22nd March 2022
Non-Fiction
4 minutes read
Speak Closer: Poems of Statelessness and Speechlessness
22nd March 2022
4 minutes read
Many years ago, in Berlin, I met a Hungarian writer. He was tall, smoked a pipe, and walked slightly bent forward, his black suit topped with a matching black hat. He had a child’s smile and a mole on his left cheek. Though both of us were multilingual, none of our languages matched. We were neighbors at a writing residency on the Wannsee Lake. Every morning we met in the breakfast room overlooking the water and bounced phrases back and forth, each of us looking for a click of understanding in the other, until in the end, we shrugged it all off and smiled. The writer’s name was Attila Bartis. At his public reading, I listened and laughed out loud, not because I understood Hungarian (we had confirmed thirty-one times that I didn’t) but because by then I was in the habit of understanding him without understanding his language.
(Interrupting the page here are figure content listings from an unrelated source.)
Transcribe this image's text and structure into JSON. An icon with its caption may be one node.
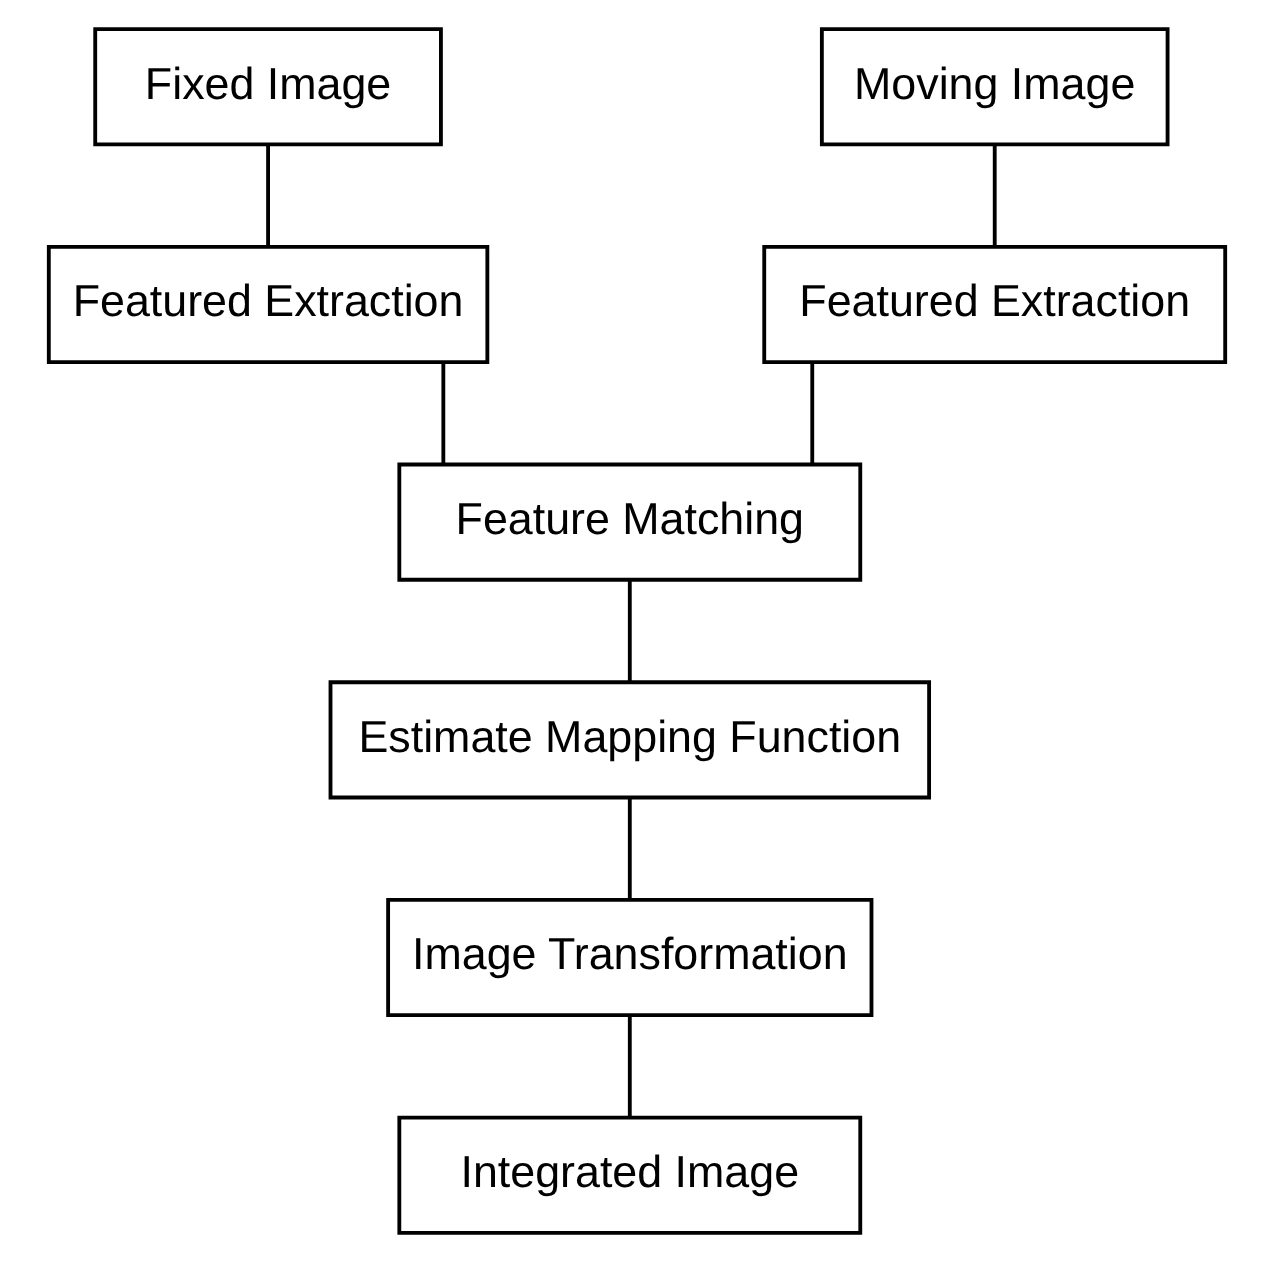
{
  "diagram": {
    "nodes": [
      {
        "text": [
          "Fixed Image"
        ]
      },
      {
        "text": [
          "Moving Image"
        ]
      },
      {
        "text": [
          "Featured Extraction"
        ]
      },
      {
        "text": [
          "Featured Extraction"
        ]
      },
      {
        "text": [
          "Feature Matching"
        ]
      },
      {
        "text": [
          "Estimate Mapping Function"
        ]
      },
      {
        "text": [
          "Image Transformation"
        ]
      },
      {
        "text": [
          "Integrated Image"
        ]
      }
    ],
    "edges": [
      {
        "from": 0,
        "to": 2,
        "arrow": "none"
      },
      {
        "from": 1,
        "to": 3,
        "arrow": "none"
      },
      {
        "from": 2,
        "to": 4,
        "arrow": "none"
      },
      {
        "from": 3,
        "to": 4,
        "arrow": "none"
      },
      {
        "from": 4,
        "to": 5,
        "arrow": "none"
      },
      {
        "from": 5,
        "to": 6,
        "arrow": "none"
      },
      {
        "from": 6,
        "to": 7,
        "arrow": "none"
      }
    ]
  }
}
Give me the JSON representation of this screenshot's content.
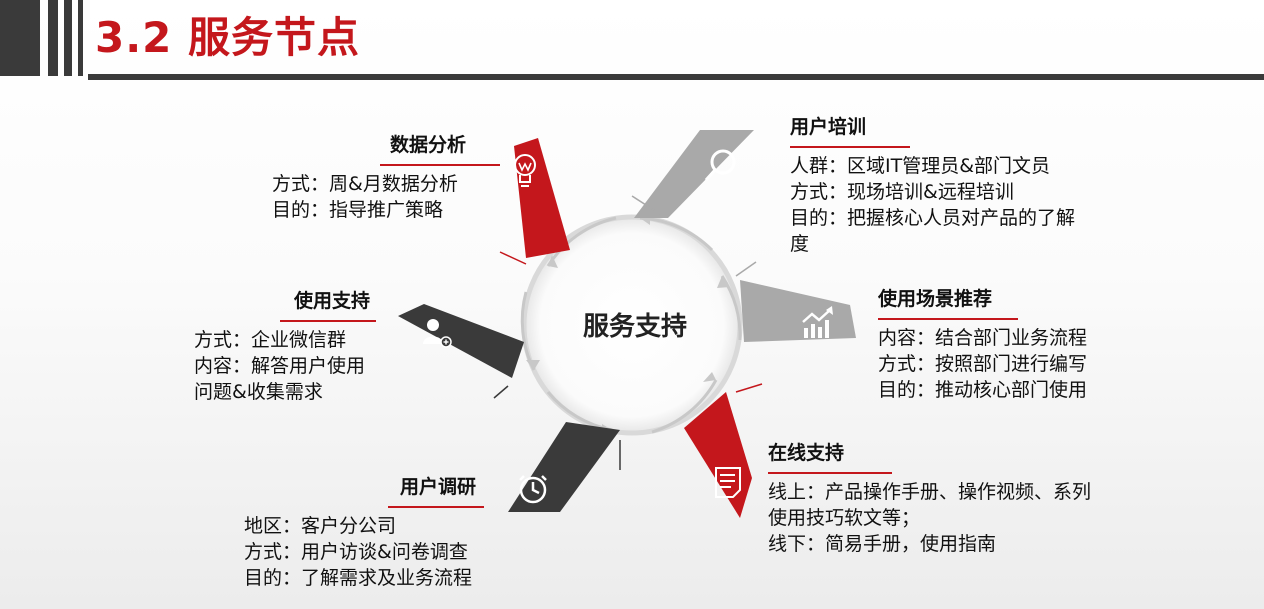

I knew he was a great writer precisely because we had never talked, never exchanged either platitudes or facts from our biographies. In the first month of the quarantine brought about by the Covid-19 pandemic, I picked up his novel Tranquility and my high evaluation was confirmed. I also learned that he was born a Hungarian minority in Romania, a country that imprisoned his father and presented a sixteen-year-old Attila with a stateless passport.
State and statelessness, language and silence, foreignness and belonging:
themes that come together in the following poems by six Visegrad poets.
When Owen Good sent me his word-for-word translations of these poems from Hungarian, I chose not to read the poems in advance. Instead, I prepared my first drafts by translating line by line, not knowing where the poem was taking me, keeping myself open to being surprised, contradicted, turned around. The order in which I read the poems was random, and yet this order formed a narrative of its own. The first poem that landed in my hands – Zsuzsa Takács’ “As If Indeed” – serves as a perfect biblical opening: in the beginning there was a formless thing, a Blind Hope. Then the poet creates Auschwitz, the Vorkuta Gulag – the largest forced labor camp in the northernmost city on the European continent – then the Danube Delta. She populates this landscape with a servant girl who forages through garbage bins.
The poem continues with the evocation of forced labor. So, having moved through the formlessness of vague hope, through the frozen soil and the paradise offerings of garbage bins, we are at the gates, and the gates proclaim, “Labor Makes One Free.” But as the sun sheds light on this scene – by mistake – we realize that we are not in the 1940s. What arrives in place of the packed death trains are air-conditioned buses. This is a poem that both describes and resists the sort of disaster-tourism that turned sights of trauma into spectacle, capitalizing on the atrocities of the 20th century. The labor of the poem’s “we” is the labor of survival and of having to “tell the tale.” Susan Sontag’s On Photography and Regarding the Pain of Others come to mind. So do the guilt-ridden poems and prose of Czesław Miłosz.
The diction of the poem changes with the arrival of tourists: it grows more informal, there’s a lot of indirect speech, everybody is chattering. Tourists are hungry for history, food, pictures, answers. Great is the feeling of your own safety and transience in a place that was once dangerous and inescapable. The poem itself cannot help but become what it resists: the spectacle of a disaster. I wonder if in the end it makes its translator a disaster tourist.